Im Februar 2023 sagte Andrea Nahles gegenüber der „Augsburger Allgemeine“, dass sie von der Einstellung der jüngeren Generation zur Arbeit und deren Ansprüchen irritiert sei. Die Irritation mündete dann in dem selbst abgewandelten Satz, sie ist schließlich im Langzeitstudium ausgebildete Germanistin – „Arbeit ist kein Ponyhof.“ – wonach Arbeit kein Ponyhof, sprich: nicht immer ein Vergnügen ist. Adressiert ist ihre Aussage an die junge Generation und deren Einstellung. Sie plädiert generell für ein größeres Engagement und meint dazu: „Wer sich mit seiner Arbeit identifiziert, ist flexibel und bereit, eins draufzulegen, wenn es mal eng wird“. Hier plappert sie wieder einmal das nach, was man im Arbeitsleben seit Jahren, meist von Vorgesetzten im Betrieb an die Jüngeren gerichtet, her schon kennt. Sie schließt sich damit einer Diskussion an, die seit einiger Zeit ein verändertes Arbeitsethos postuliert.

Bei ihr geht das so weit, dass sie im Ernst meint „der deutsche Arbeitsmarkt wandelt sich von einem Arbeitgeber- zu einem Arbeitnehmer-Arbeitsmarkt“.

2024

Im vergangenen Jahr machte Andrea Nahles in der Debatte um Sanktionen beim neuen Bürgergeld auf sich aufmerksam. Sie unterstützte den Plan der Ampelkoalition, die Sanktionen für Bezieher des Bürgergelds zu verschärfen. Es gebe „durchaus Menschen, die sich einer Mitwirkung wirklich komplett entziehen“, sagte Nahles. Sie redete von einem „indirekten Effekt“ der Sanktionen bei mangelnder Mitwirkung: Es gehe nicht um die etwa drei Prozent, die sanktioniert würden, sondern um die 10, 20 Prozent, die die Reaktion des Staates auf Nichtmitwirkung beobachteten würden.

Grundsatzvereinbarung zwischen dem Bundesministerium der Verteidigung und der Bundesagentur für Arbeit 

Das Modell von Verteidigungsminister Boris Pistorius (SPD) für einen „neuen Wehrdienst“ ist vom Bundestag noch nicht verabschiedet worden. Doch einigte sich die damals noch existierende Ampelregierung im November 2024 darauf, dass ab dem kommenden Jahr alle jungen Menschen mit Erreichen des 18. Geburtstags einen Brief mit einem QR-Code erhalten sollen, der zu einem Onlinefragebogen der Bundeswehr führt. Gefragt werden soll unter anderem nach der körperlichen Fitness und der grundsätzlichen Bereitschaft zum Wehrdienst.
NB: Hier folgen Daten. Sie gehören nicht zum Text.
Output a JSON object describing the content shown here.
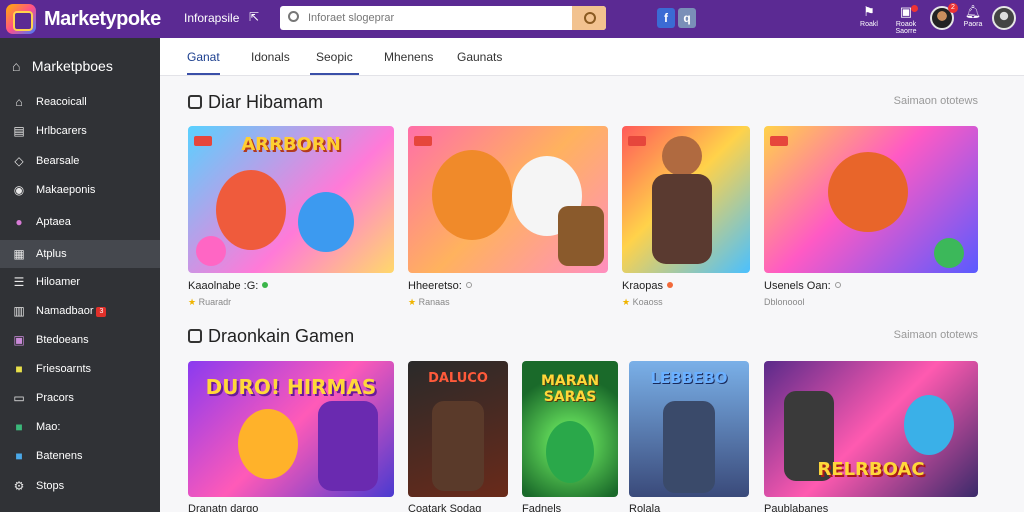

Die Bundeswehr soll dann die Fragebögen sichten und will um die 10.000 potenziellen  Rekruten zur Musterung laden. Das Vorhaben ist allerdings nicht mehr Gesetz geworden.

Aber es wurde im November 2024 schon mal eine neue Grundsatzvereinbarung zwischen dem Bundesministerium der Verteidigung (BMVg) und der BA mit dem Titel „Gemeinsam für eine starke Bundeswehr: Die Zeitenwende personell gestalten“ getroffen. Demnach soll die BA in ihrer Beratung „Interessierten“ künftig sämtliche Berufsfelder der Bundeswehr präsentieren.

Den Vertrag unterzeichneten Minister Pistorius und die BA-Vorstandsvorsitzende Andrea Nahles. Dem Inhalt nach sollen „soldatische Aufgaben als berufliche Perspektive gezeigt werden“, erklärte Pistorius. Die Vereinbarung stütze sich auf die „guten Erfahrungen der bisherigen Kooperation“, insbesondere im Bereich der zivilen Personalgewinnung und der zivilberuflichen Eingliederung.

Im Fokus der neuen Vereinbarung steht nun aber besonders die Unterstützung der militärischen Personalgewinnung zur „Ertüchtigung der Streitkräfte im Geiste der ›Zeitenwende‹ durch die BA“. Vor allem geht es darum, den von Pistorius geplanten „Aufwuchs“ bei der Truppenstärke um gut 20.000 Personen „zeitgerecht“ zu bewerkstelligen.

BA und Bundeswehr wollen mit der neuen Vereinbarung „weiterhin im wichtigen Bereich der beruflichen Qualifizierung und Eingliederung der Soldatinnen und Soldaten auf Zeit in den Arbeitsmarkt“ kooperieren und so „zielgerichtet auch den Fachkräftebedarf“ der Wirtschaft decken.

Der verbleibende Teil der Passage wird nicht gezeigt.